Brazil central bank says policy horizon unchanged after market confusion
Brazil's central bank kept the policy horizon unchanged after a bout of market confusion, leaving the Selic base rate at 14.25% and refusing to lock in a direction for the August Copom meeting.

The numbers that matter
Copom cut Selic by 25 basis points at the prior decision, taking the benchmark from 14.5% to 14.25% annualized. The Pre-Copom Questionnaire (QPC) released on June 24 shows the widest split among economic analysts over the committee's next steps since December 2025. For the August meeting, 58% of respondents now recommend a pause. Within that group, three firms call for additional tightening. 54% had supported the prior 25bp cut.
That divergence is the story. Copom has not faced this sharp a divide among surveyed analysts since it began telegraphing the easing cycle in March.

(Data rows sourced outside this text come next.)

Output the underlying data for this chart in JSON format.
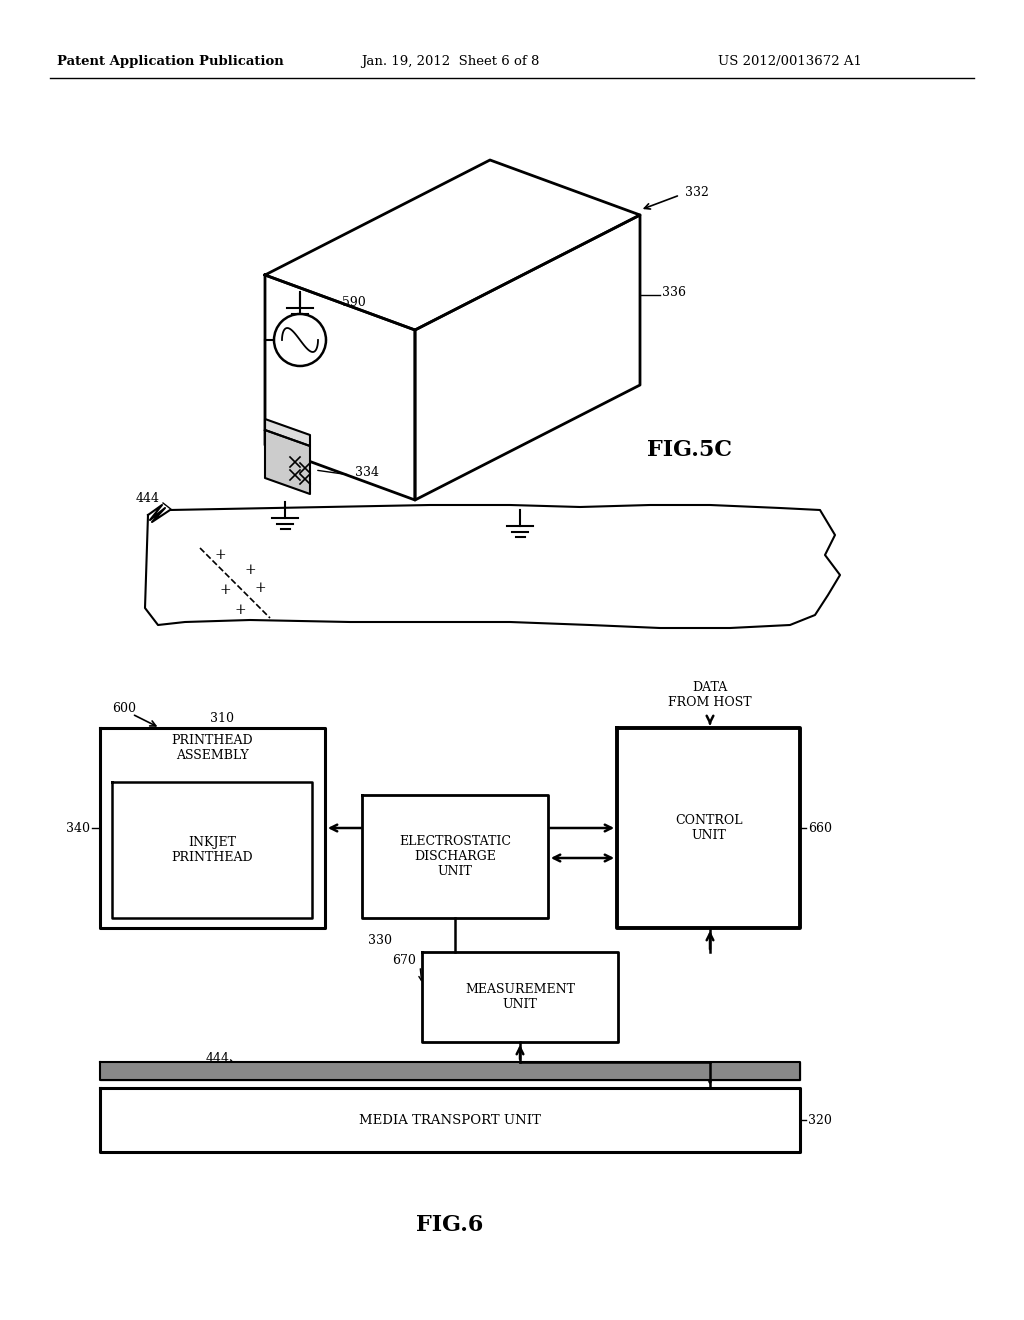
{
  "bg_color": "#ffffff",
  "header_left": "Patent Application Publication",
  "header_mid": "Jan. 19, 2012  Sheet 6 of 8",
  "header_right": "US 2012/0013672 A1",
  "fig5c_label": "FIG.5C",
  "fig6_label": "FIG.6",
  "label_590": "590",
  "label_332": "332",
  "label_336": "336",
  "label_334": "334",
  "label_444_top": "444",
  "label_600": "600",
  "label_310": "310",
  "label_340": "340",
  "label_660": "660",
  "label_330": "330",
  "label_670": "670",
  "label_444_bot": "444",
  "label_320": "320",
  "box_printhead_assembly": "PRINTHEAD\nASSEMBLY",
  "box_inkjet": "INKJET\nPRINTHEAD",
  "box_esd": "ELECTROSTATIC\nDISCHARGE\nUNIT",
  "box_control": "CONTROL\nUNIT",
  "box_measurement": "MEASUREMENT\nUNIT",
  "box_media": "MEDIA TRANSPORT UNIT",
  "text_data_from_host": "DATA\nFROM HOST"
}
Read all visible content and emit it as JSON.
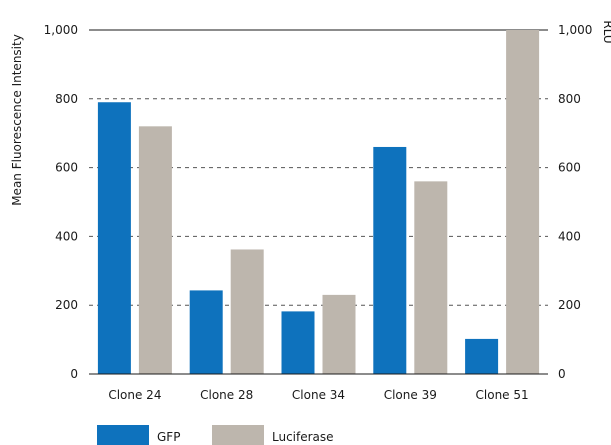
{
  "chart_data": {
    "type": "bar",
    "title": "",
    "categories": [
      "Clone 24",
      "Clone 28",
      "Clone 34",
      "Clone 39",
      "Clone 51"
    ],
    "series": [
      {
        "name": "GFP",
        "axis": "left",
        "color": "#0e72bd",
        "values": [
          790,
          243,
          182,
          660,
          102
        ]
      },
      {
        "name": "Luciferase",
        "axis": "right",
        "color": "#bdb6ad",
        "values": [
          720,
          362,
          230,
          560,
          1000
        ]
      }
    ],
    "ylabel": "Mean Fluorescence Intensity",
    "y2label": "RLU",
    "ylim": [
      0,
      1000
    ],
    "y2lim": [
      0,
      1000
    ],
    "yticks": [
      "0",
      "200",
      "400",
      "600",
      "800",
      "1,000"
    ],
    "y2ticks": [
      "0",
      "200",
      "400",
      "600",
      "800",
      "1,000"
    ],
    "grid": "dashed horizontal",
    "legend_position": "bottom-left"
  }
}
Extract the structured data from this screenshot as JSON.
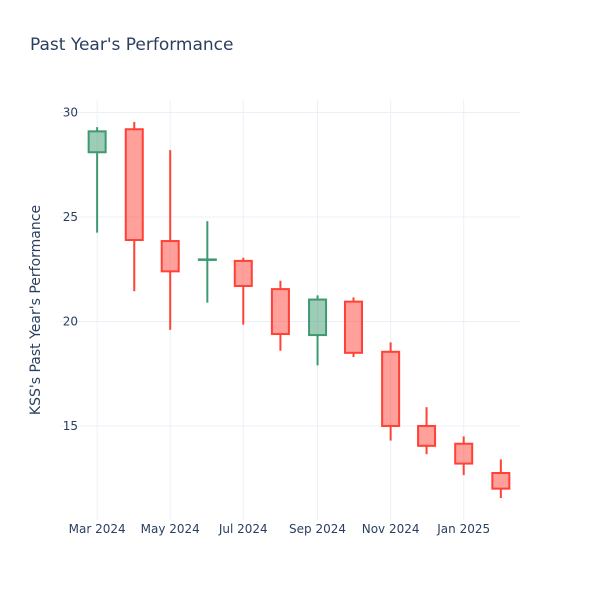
{
  "chart_data": {
    "type": "candlestick",
    "title": "Past Year's Performance",
    "xlabel": "",
    "ylabel": "KSS's Past Year's Performance",
    "ylim": [
      10.5,
      30.6
    ],
    "xlim": [
      "2024-01-30",
      "2025-02-17"
    ],
    "grid": true,
    "legend": "none",
    "increasing_color": "#3d9970",
    "decreasing_color": "#ff4136",
    "y_ticks": [
      15,
      20,
      25,
      30
    ],
    "y_tick_labels": [
      "15",
      "20",
      "25",
      "30"
    ],
    "x_ticks": [
      "2024-03-01",
      "2024-05-01",
      "2024-07-01",
      "2024-09-01",
      "2024-11-01",
      "2025-01-01"
    ],
    "x_tick_labels": [
      "Mar 2024",
      "May 2024",
      "Jul 2024",
      "Sep 2024",
      "Nov 2024",
      "Jan 2025"
    ],
    "candles": [
      {
        "date": "2024-03-01",
        "open": 28.1,
        "high": 29.3,
        "low": 24.25,
        "close": 29.1
      },
      {
        "date": "2024-04-01",
        "open": 29.2,
        "high": 29.55,
        "low": 21.45,
        "close": 23.9
      },
      {
        "date": "2024-05-01",
        "open": 23.85,
        "high": 28.2,
        "low": 19.6,
        "close": 22.4
      },
      {
        "date": "2024-06-01",
        "open": 22.95,
        "high": 24.8,
        "low": 20.9,
        "close": 22.97
      },
      {
        "date": "2024-07-01",
        "open": 22.9,
        "high": 23.05,
        "low": 19.85,
        "close": 21.7
      },
      {
        "date": "2024-08-01",
        "open": 21.55,
        "high": 21.95,
        "low": 18.6,
        "close": 19.4
      },
      {
        "date": "2024-09-01",
        "open": 19.35,
        "high": 21.25,
        "low": 17.9,
        "close": 21.05
      },
      {
        "date": "2024-10-01",
        "open": 20.95,
        "high": 21.15,
        "low": 18.3,
        "close": 18.5
      },
      {
        "date": "2024-11-01",
        "open": 18.55,
        "high": 19.0,
        "low": 14.3,
        "close": 15.0
      },
      {
        "date": "2024-12-01",
        "open": 15.0,
        "high": 15.9,
        "low": 13.65,
        "close": 14.05
      },
      {
        "date": "2025-01-01",
        "open": 14.15,
        "high": 14.5,
        "low": 12.65,
        "close": 13.2
      },
      {
        "date": "2025-02-01",
        "open": 12.75,
        "high": 13.4,
        "low": 11.55,
        "close": 12.0
      }
    ]
  }
}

The signal behind the silence
The committee's minutes lean hawkish on inflation and dovish on commitment. Copom raised its IPCA consumer price projections and stated that the probability of inflation exceeding the target exceeds the probability of undershooting it. It declined, however, to specify a path for the next decision.

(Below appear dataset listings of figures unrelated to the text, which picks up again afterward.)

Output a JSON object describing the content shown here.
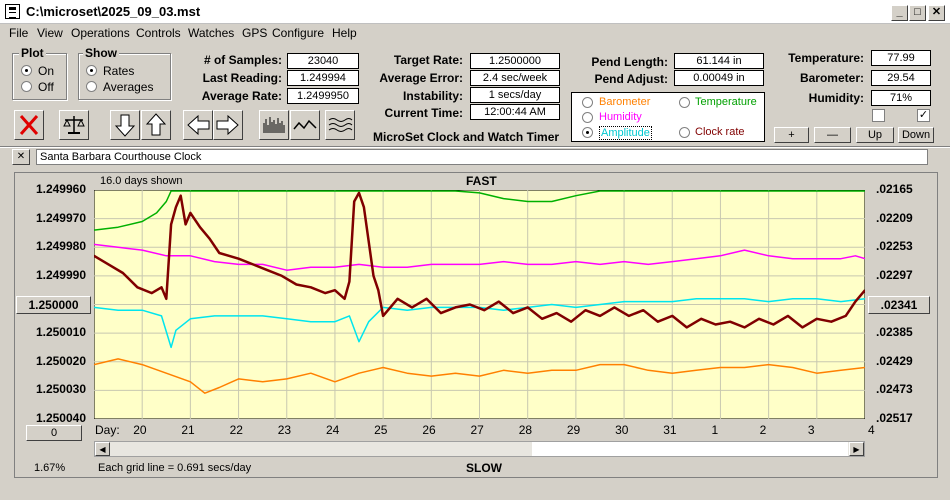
{
  "window": {
    "title": "C:\\microset\\2025_09_03.mst"
  },
  "menu": [
    "File",
    "View",
    "Operations",
    "Controls",
    "Watches",
    "GPS",
    "Configure",
    "Help"
  ],
  "plot": {
    "title": "Plot",
    "on": "On",
    "off": "Off"
  },
  "show": {
    "title": "Show",
    "rates": "Rates",
    "averages": "Averages"
  },
  "stats": {
    "samples_label": "# of Samples:",
    "samples": "23040",
    "last_label": "Last Reading:",
    "last": "1.249994",
    "avg_label": "Average Rate:",
    "avg": "1.2499950"
  },
  "rates": {
    "target_label": "Target Rate:",
    "target": "1.2500000",
    "error_label": "Average Error:",
    "error": "2.4 sec/week",
    "instab_label": "Instability:",
    "instab": "1 secs/day",
    "time_label": "Current Time:",
    "time": "12:00:44 AM",
    "subtitle": "MicroSet Clock and Watch Timer"
  },
  "pend": {
    "length_label": "Pend Length:",
    "length": "61.144 in",
    "adjust_label": "Pend Adjust:",
    "adjust": "0.00049 in"
  },
  "legend": {
    "barometer": "Barometer",
    "temperature": "Temperature",
    "humidity": "Humidity",
    "amplitude": "Amplitude",
    "clock_rate": "Clock rate"
  },
  "env": {
    "temp_label": "Temperature:",
    "temp": "77.99",
    "baro_label": "Barometer:",
    "baro": "29.54",
    "hum_label": "Humidity:",
    "hum": "71%",
    "check_right": "✓"
  },
  "adjust_buttons": {
    "plus": "+",
    "minus": "—",
    "up": "Up",
    "down": "Down"
  },
  "clock_name": "Santa Barbara Courthouse Clock",
  "close_x": "✕",
  "colors": {
    "plot_bg": "#ffffc8",
    "clock_rate": "#800000",
    "temperature": "#00b000",
    "humidity": "#ff00ff",
    "amplitude": "#00e5ee",
    "barometer": "#ff8000"
  },
  "chart_data": {
    "type": "line",
    "top_label": "FAST",
    "bottom_label": "SLOW",
    "days_shown": "16.0 days shown",
    "grid_caption": "Each grid line = 0.691 secs/day",
    "left_axis": [
      "1.249960",
      "1.249970",
      "1.249980",
      "1.249990",
      "1.250000",
      "1.250010",
      "1.250020",
      "1.250030",
      "1.250040"
    ],
    "left_axis_button": "1.250000",
    "right_axis": [
      ".02165",
      ".02209",
      ".02253",
      ".02297",
      ".02341",
      ".02385",
      ".02429",
      ".02473",
      ".02517"
    ],
    "right_axis_button": ".02341",
    "x_label": "Day:",
    "x_days": [
      "20",
      "21",
      "22",
      "23",
      "24",
      "25",
      "26",
      "27",
      "28",
      "29",
      "30",
      "31",
      "1",
      "2",
      "3",
      "4"
    ],
    "x_range": [
      19.0,
      35.0
    ],
    "bottom_left_button": "0",
    "percent": "1.67%",
    "ylim": [
      1.24996,
      1.25004
    ],
    "series": [
      {
        "key": "temperature",
        "x": [
          19.0,
          19.5,
          20.0,
          20.3,
          20.5,
          20.6,
          20.8,
          21.0,
          21.5,
          22.0,
          22.5,
          23.0,
          23.5,
          24.0,
          24.5,
          25.0,
          25.5,
          26.0,
          26.5,
          27.0,
          27.5,
          28.0,
          28.5,
          29.0,
          29.5,
          30.0,
          30.5,
          31.0,
          32.0,
          33.0,
          34.0,
          35.0
        ],
        "y": [
          1.249974,
          1.249973,
          1.249971,
          1.249968,
          1.249964,
          1.24996,
          1.24996,
          1.24996,
          1.24996,
          1.24996,
          1.24996,
          1.24996,
          1.24996,
          1.24996,
          1.24996,
          1.24996,
          1.24996,
          1.24996,
          1.24996,
          1.249961,
          1.249963,
          1.249964,
          1.249964,
          1.249962,
          1.24996,
          1.24996,
          1.24996,
          1.24996,
          1.24996,
          1.24996,
          1.24996,
          1.24996
        ]
      },
      {
        "key": "humidity",
        "x": [
          19.0,
          19.5,
          20.0,
          20.5,
          21.0,
          21.5,
          22.0,
          22.5,
          23.0,
          23.5,
          24.0,
          24.5,
          25.0,
          25.5,
          26.0,
          26.5,
          27.0,
          27.5,
          28.0,
          28.5,
          29.0,
          29.5,
          30.0,
          30.5,
          31.0,
          31.5,
          32.0,
          32.5,
          33.0,
          33.5,
          34.0,
          34.5,
          34.8,
          35.0
        ],
        "y": [
          1.249979,
          1.24998,
          1.249981,
          1.249983,
          1.249983,
          1.249985,
          1.249986,
          1.249986,
          1.249988,
          1.249987,
          1.249987,
          1.249986,
          1.249987,
          1.249987,
          1.249986,
          1.249986,
          1.249986,
          1.249985,
          1.249986,
          1.249986,
          1.249985,
          1.249986,
          1.249985,
          1.249986,
          1.249985,
          1.249984,
          1.249983,
          1.249981,
          1.249983,
          1.249984,
          1.249984,
          1.249984,
          1.249983,
          1.249984
        ]
      },
      {
        "key": "amplitude",
        "x": [
          19.0,
          19.5,
          20.0,
          20.4,
          20.6,
          20.7,
          21.0,
          21.5,
          22.0,
          22.5,
          23.0,
          23.5,
          24.0,
          24.3,
          24.5,
          24.7,
          25.0,
          25.5,
          26.0,
          26.5,
          27.0,
          27.5,
          28.0,
          28.5,
          29.0,
          29.5,
          30.0,
          30.5,
          31.0,
          31.5,
          32.0,
          32.5,
          33.0,
          33.5,
          34.0,
          34.5,
          35.0
        ],
        "y": [
          1.250001,
          1.250002,
          1.250002,
          1.250004,
          1.250015,
          1.250009,
          1.250005,
          1.250004,
          1.250004,
          1.250004,
          1.250005,
          1.250006,
          1.250006,
          1.250004,
          1.250013,
          1.250006,
          1.250001,
          1.250002,
          1.250001,
          1.250001,
          1.250001,
          1.250002,
          1.250001,
          1.25,
          1.250001,
          1.25,
          1.249999,
          1.249999,
          1.249999,
          1.249998,
          1.249998,
          1.249998,
          1.249999,
          1.249998,
          1.249998,
          1.249999,
          1.249998
        ]
      },
      {
        "key": "barometer",
        "x": [
          19.0,
          19.5,
          20.0,
          20.5,
          21.0,
          21.3,
          21.6,
          22.0,
          22.5,
          23.0,
          23.5,
          24.0,
          24.5,
          25.0,
          25.5,
          26.0,
          26.5,
          27.0,
          27.5,
          28.0,
          28.5,
          29.0,
          29.5,
          30.0,
          30.5,
          31.0,
          31.5,
          32.0,
          32.5,
          33.0,
          33.5,
          34.0,
          34.5,
          35.0
        ],
        "y": [
          1.250021,
          1.250019,
          1.250021,
          1.250024,
          1.250027,
          1.250031,
          1.250029,
          1.250026,
          1.250027,
          1.250026,
          1.250024,
          1.250027,
          1.250024,
          1.250022,
          1.250024,
          1.250025,
          1.250024,
          1.250025,
          1.250023,
          1.250024,
          1.250023,
          1.250023,
          1.250021,
          1.250021,
          1.250023,
          1.250024,
          1.250023,
          1.250022,
          1.250022,
          1.250021,
          1.250022,
          1.250024,
          1.250023,
          1.250022
        ]
      },
      {
        "key": "clock_rate",
        "x": [
          19.0,
          19.3,
          19.6,
          19.9,
          20.2,
          20.4,
          20.5,
          20.6,
          20.7,
          20.8,
          20.9,
          21.0,
          21.2,
          21.4,
          21.6,
          21.8,
          22.0,
          22.3,
          22.6,
          22.9,
          23.2,
          23.5,
          23.8,
          24.0,
          24.2,
          24.3,
          24.4,
          24.5,
          24.6,
          24.7,
          24.8,
          24.9,
          25.0,
          25.3,
          25.6,
          25.9,
          26.2,
          26.5,
          26.8,
          27.1,
          27.4,
          27.7,
          28.0,
          28.3,
          28.6,
          28.9,
          29.2,
          29.5,
          29.8,
          30.1,
          30.4,
          30.7,
          31.0,
          31.3,
          31.6,
          31.9,
          32.2,
          32.5,
          32.8,
          33.1,
          33.4,
          33.7,
          34.0,
          34.3,
          34.6,
          34.8,
          35.0
        ],
        "y": [
          1.249983,
          1.249986,
          1.249989,
          1.249994,
          1.249996,
          1.249994,
          1.249998,
          1.249972,
          1.249966,
          1.249962,
          1.249972,
          1.249968,
          1.249973,
          1.249977,
          1.249982,
          1.249983,
          1.249984,
          1.249986,
          1.249988,
          1.24999,
          1.249993,
          1.249994,
          1.249996,
          1.249995,
          1.249998,
          1.249992,
          1.249964,
          1.249961,
          1.249966,
          1.249978,
          1.24999,
          1.249995,
          1.250004,
          1.249998,
          1.250001,
          1.249998,
          1.250003,
          1.250001,
          1.25,
          1.250002,
          1.249999,
          1.250003,
          1.250001,
          1.250005,
          1.250003,
          1.250006,
          1.250002,
          1.250004,
          1.250001,
          1.250004,
          1.250002,
          1.250006,
          1.250004,
          1.250008,
          1.250005,
          1.250007,
          1.250006,
          1.250008,
          1.250005,
          1.250007,
          1.250004,
          1.250008,
          1.250005,
          1.250006,
          1.250004,
          1.249999,
          1.249995
        ]
      }
    ]
  }
}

This is the core problem. A central bank that refuses to commit transfers pricing uncertainty to the market. Every non-commitment gets read as a coded signal. The QPC history supports the read: the December 2025 survey showed 53% favoring a hold at 15% for the January meeting. By January itself, 74% recommended an unchanged benchmark while 97% expected Copom to leave rates flat. The market consistently prices the dovish tail of any committee statement, and Copom's silence has historically been interpreted as bias toward cuts.
The cost shows up in dispersion. Without a firm reference point, scenario weights widen and intraday volatility on rate-sensitive assets amplifies. For Brazil-listed equities and local-rate funds, that translates directly into wider swings on the front end of the yield curve and in currency-linked exposures.
What we watch next
- The August Copom statement. Concrete guidance on the terminal rate ends the split; absence extends it.
- IPCA prints against the updated projection track. An upside surprise forces the tightening tail of the 58% to gain share.
- Selic-linked derivatives and front-end yield pricing. These reprice the pause-versus-cut probability faster than equity flow data.
- Local currency swap rates. The swap curve moves before equity funds reprice the macro view.
Verdict: Copom's communication strategy widens dispersion but does not yet shift the base case. The data still supports a pause; the silence is not a commitment. We rate positioning into August as "hold," with elevated tracking error against any Brazil-rate-sensitive fund until the committee removes the ambiguity.